Compromise after compromise, failure after failure, sorrow after sorrow must be recorded in the great story; but do not despair. In amazing manner, through blood and iron, Otto von Bismarck, our blond Pomeranian giant, will face, fight and finally conquer the bewildering cross-forces of his time—till “German national faith” is supreme.
¶ Paying no attention to its neighbor, each German state stood off by itself; each princeling had his army, in some instances only 25 men; each ruler had his castle, in imitation of Versailles; each state its custom house, its distinct court and rural costumes.
To go ten miles north or south was to find yourself in a new world; you could scarcely understand the mush-talk of the peasants, whereas the various Liliputian courts chattered in mongrel French, aped from Versailles.
¶ The minor courts of Germany imitated the excesses of Versailles; had dancing teachers from Paris, French barbers, French governesses, and French prostitutes.
Every young man of wealth was sent to Paris to acquire what was called “bon ton,” that is to say, familiarity with the vices of the day; the etiquette of the fan and the study of new ways to spend money wrung from over-taxed peasants of German provinces was also regarded as very important.
Even to speak German was held a mark of vulgarity; and what more despicable than to be ashamed of one’s ancestry?

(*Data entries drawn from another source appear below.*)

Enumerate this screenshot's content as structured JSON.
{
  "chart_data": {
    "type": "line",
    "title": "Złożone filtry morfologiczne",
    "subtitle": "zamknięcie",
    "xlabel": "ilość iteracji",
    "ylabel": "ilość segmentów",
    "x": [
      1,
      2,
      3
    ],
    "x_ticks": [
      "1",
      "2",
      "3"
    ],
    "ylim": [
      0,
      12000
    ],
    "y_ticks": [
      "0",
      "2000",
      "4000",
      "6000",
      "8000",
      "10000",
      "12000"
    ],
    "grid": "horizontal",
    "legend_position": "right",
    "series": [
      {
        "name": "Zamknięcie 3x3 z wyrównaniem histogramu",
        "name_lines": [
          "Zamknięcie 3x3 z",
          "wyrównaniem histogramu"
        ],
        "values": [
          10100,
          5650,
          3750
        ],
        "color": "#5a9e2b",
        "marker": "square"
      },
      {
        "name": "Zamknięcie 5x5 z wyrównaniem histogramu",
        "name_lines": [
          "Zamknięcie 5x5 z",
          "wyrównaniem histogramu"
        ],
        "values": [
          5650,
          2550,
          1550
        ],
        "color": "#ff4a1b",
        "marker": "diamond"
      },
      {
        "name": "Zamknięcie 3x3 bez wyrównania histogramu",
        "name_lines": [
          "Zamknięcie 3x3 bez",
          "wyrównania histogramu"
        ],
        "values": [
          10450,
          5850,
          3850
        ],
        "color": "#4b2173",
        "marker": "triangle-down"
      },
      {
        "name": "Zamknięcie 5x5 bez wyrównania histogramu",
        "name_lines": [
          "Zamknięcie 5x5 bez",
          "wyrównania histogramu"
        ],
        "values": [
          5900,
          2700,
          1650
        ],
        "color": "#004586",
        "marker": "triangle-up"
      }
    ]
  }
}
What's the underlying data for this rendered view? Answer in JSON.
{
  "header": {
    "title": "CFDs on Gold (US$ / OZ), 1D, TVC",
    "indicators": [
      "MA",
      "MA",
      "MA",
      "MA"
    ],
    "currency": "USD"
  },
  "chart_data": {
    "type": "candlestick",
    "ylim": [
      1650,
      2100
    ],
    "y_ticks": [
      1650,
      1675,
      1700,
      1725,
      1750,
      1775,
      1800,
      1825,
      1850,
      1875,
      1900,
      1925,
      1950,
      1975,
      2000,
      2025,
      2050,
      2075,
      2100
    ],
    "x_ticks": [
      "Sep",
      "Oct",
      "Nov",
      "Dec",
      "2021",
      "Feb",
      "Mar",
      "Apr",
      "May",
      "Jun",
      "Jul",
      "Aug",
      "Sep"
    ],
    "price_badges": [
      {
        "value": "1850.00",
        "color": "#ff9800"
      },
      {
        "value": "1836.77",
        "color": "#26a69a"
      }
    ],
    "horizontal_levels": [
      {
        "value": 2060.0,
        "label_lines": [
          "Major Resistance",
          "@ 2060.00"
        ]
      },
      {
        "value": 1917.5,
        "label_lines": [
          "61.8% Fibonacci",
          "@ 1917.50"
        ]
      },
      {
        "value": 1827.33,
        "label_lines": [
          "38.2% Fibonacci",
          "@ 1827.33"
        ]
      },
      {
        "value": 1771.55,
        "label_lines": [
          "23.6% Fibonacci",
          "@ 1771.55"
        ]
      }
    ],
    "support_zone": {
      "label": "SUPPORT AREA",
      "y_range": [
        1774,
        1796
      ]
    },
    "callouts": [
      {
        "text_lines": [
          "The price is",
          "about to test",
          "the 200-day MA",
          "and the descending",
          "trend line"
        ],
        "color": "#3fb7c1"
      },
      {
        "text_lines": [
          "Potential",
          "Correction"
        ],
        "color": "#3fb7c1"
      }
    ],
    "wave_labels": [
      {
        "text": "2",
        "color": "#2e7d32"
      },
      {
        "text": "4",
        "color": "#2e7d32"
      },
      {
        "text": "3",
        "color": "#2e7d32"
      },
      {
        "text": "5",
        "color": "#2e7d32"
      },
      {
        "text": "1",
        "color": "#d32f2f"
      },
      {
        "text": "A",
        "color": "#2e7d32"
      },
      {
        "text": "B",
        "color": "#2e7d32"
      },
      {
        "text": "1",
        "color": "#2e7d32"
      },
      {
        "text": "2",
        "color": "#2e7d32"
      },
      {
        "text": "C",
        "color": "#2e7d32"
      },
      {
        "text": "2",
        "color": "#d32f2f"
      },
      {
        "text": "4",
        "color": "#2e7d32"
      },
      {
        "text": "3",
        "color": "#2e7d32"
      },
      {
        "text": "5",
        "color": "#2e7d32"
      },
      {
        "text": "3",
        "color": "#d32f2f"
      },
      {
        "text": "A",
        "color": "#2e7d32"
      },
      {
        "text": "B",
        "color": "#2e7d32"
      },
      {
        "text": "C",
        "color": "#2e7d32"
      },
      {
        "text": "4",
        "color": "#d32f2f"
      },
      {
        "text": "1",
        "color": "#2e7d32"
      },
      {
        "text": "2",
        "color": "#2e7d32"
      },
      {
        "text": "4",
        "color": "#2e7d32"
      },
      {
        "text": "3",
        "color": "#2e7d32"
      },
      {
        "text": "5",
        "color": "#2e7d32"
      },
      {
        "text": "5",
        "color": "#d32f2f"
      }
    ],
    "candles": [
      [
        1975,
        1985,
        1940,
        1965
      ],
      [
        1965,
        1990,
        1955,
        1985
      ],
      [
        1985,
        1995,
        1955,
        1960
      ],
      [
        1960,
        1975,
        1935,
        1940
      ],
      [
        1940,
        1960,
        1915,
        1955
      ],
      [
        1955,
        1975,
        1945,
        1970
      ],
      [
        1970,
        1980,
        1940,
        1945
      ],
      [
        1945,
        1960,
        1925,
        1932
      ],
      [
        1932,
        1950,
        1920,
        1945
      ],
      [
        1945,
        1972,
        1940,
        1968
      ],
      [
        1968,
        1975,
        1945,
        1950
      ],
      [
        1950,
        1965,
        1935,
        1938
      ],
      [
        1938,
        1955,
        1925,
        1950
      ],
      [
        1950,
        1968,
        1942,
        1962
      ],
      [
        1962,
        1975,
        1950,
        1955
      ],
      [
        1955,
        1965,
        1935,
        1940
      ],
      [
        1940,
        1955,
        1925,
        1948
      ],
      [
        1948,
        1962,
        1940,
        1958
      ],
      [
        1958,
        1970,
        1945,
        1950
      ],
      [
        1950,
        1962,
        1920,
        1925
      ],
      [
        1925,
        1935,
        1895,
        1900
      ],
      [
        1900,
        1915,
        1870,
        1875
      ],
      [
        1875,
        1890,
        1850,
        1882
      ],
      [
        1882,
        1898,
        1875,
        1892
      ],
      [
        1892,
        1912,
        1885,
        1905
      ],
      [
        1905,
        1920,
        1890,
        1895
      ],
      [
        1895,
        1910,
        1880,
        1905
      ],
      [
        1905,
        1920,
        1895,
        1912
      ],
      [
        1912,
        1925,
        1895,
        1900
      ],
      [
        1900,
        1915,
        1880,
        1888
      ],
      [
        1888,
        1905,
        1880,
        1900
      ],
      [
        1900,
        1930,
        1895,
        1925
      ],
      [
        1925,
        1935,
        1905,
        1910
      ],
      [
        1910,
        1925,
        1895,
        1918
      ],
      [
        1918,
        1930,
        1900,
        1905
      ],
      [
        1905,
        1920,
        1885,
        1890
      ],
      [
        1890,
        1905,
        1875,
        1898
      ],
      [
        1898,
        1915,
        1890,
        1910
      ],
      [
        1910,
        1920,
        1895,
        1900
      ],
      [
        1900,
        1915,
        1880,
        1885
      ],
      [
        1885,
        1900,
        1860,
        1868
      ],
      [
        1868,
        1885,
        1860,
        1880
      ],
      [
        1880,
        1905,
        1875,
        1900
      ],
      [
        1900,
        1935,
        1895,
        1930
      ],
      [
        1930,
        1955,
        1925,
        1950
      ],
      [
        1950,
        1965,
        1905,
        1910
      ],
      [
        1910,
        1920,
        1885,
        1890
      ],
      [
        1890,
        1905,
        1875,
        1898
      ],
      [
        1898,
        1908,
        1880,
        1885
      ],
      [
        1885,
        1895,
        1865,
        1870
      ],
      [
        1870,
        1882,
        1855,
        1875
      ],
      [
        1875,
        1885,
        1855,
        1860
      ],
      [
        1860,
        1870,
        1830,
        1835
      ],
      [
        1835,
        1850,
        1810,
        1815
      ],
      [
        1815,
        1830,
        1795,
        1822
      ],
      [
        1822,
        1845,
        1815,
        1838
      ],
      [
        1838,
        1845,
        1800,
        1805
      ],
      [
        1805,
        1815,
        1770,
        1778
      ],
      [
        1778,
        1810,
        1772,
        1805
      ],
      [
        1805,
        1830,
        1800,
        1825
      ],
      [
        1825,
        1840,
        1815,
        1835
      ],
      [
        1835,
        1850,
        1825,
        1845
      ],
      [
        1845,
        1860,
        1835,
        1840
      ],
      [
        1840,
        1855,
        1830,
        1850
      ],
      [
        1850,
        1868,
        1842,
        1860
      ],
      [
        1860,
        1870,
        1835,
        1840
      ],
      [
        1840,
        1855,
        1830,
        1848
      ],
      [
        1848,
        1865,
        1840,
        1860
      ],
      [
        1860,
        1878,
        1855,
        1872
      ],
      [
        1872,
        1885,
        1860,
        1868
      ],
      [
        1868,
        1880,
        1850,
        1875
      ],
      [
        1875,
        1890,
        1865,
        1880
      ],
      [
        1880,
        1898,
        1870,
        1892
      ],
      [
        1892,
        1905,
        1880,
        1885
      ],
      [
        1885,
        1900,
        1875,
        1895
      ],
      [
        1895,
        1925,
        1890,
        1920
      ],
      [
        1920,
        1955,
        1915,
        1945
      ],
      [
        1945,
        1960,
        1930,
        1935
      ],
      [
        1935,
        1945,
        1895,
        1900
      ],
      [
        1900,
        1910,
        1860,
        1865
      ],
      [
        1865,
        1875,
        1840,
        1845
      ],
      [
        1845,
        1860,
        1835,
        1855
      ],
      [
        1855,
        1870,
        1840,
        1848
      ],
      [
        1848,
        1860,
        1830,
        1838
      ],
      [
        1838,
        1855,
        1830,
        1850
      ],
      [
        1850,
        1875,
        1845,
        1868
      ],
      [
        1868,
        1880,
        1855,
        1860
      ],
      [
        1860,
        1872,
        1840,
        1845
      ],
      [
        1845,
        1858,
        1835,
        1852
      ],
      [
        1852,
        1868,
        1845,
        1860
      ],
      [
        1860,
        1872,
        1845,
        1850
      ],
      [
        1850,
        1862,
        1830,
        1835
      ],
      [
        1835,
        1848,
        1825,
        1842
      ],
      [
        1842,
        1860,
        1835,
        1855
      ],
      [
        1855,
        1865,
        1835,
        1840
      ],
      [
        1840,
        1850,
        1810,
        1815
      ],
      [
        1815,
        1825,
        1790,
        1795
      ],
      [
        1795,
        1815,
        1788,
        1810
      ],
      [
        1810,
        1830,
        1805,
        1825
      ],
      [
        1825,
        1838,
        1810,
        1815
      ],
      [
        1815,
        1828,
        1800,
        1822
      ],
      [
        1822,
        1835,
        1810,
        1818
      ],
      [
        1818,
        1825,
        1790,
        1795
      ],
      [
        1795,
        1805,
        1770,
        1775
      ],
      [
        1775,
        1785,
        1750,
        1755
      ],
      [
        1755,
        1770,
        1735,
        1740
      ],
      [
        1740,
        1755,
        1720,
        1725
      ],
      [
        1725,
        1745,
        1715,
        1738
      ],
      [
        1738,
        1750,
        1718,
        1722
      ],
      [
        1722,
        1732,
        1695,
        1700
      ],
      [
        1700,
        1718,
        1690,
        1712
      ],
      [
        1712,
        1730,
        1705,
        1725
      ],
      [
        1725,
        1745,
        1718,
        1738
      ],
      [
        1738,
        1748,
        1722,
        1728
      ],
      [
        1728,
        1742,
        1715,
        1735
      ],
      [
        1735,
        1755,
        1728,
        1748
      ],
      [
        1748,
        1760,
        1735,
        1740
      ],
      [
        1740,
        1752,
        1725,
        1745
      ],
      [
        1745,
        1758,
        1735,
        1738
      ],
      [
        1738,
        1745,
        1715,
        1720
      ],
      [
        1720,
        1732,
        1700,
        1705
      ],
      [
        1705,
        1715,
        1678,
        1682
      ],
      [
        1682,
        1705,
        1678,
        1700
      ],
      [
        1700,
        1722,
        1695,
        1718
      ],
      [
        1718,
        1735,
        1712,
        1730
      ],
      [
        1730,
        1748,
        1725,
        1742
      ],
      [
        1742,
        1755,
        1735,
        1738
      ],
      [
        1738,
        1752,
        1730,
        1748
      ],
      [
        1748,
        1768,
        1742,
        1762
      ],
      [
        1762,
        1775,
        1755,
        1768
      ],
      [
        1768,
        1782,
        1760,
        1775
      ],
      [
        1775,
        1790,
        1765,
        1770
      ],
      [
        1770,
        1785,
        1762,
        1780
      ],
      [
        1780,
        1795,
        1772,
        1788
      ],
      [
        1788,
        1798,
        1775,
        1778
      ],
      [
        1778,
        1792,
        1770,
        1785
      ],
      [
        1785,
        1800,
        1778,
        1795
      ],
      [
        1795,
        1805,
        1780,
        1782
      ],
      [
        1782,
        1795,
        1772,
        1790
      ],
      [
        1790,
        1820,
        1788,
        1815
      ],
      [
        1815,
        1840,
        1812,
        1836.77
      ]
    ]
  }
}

¶ Unmoved by the sufferings of the peasants, Augustus III of Saxony applied himself to grand operas, written by queens of French society. While the peasants were living like beasts, Frederick Augustus, the successor, spent his time hunting red deer. The dukes of Coburg and Hildburghausen were miserable bankrupts. As a result of social excesses, Charles VII of Bavaria left a debt of forty millions. Charles Theodore, in some respects an enlightened monarch, is particularly remembered for three strange facts: That he once gave an opera in German and not in French; that he tried to sell off Bavaria, his inheritance, and move to a more congenial locality; and third, that he hired Rumford, the great chemist, to invent a soup, at low cost, to feed the poor, whose miseries had been growing on account of the bad government.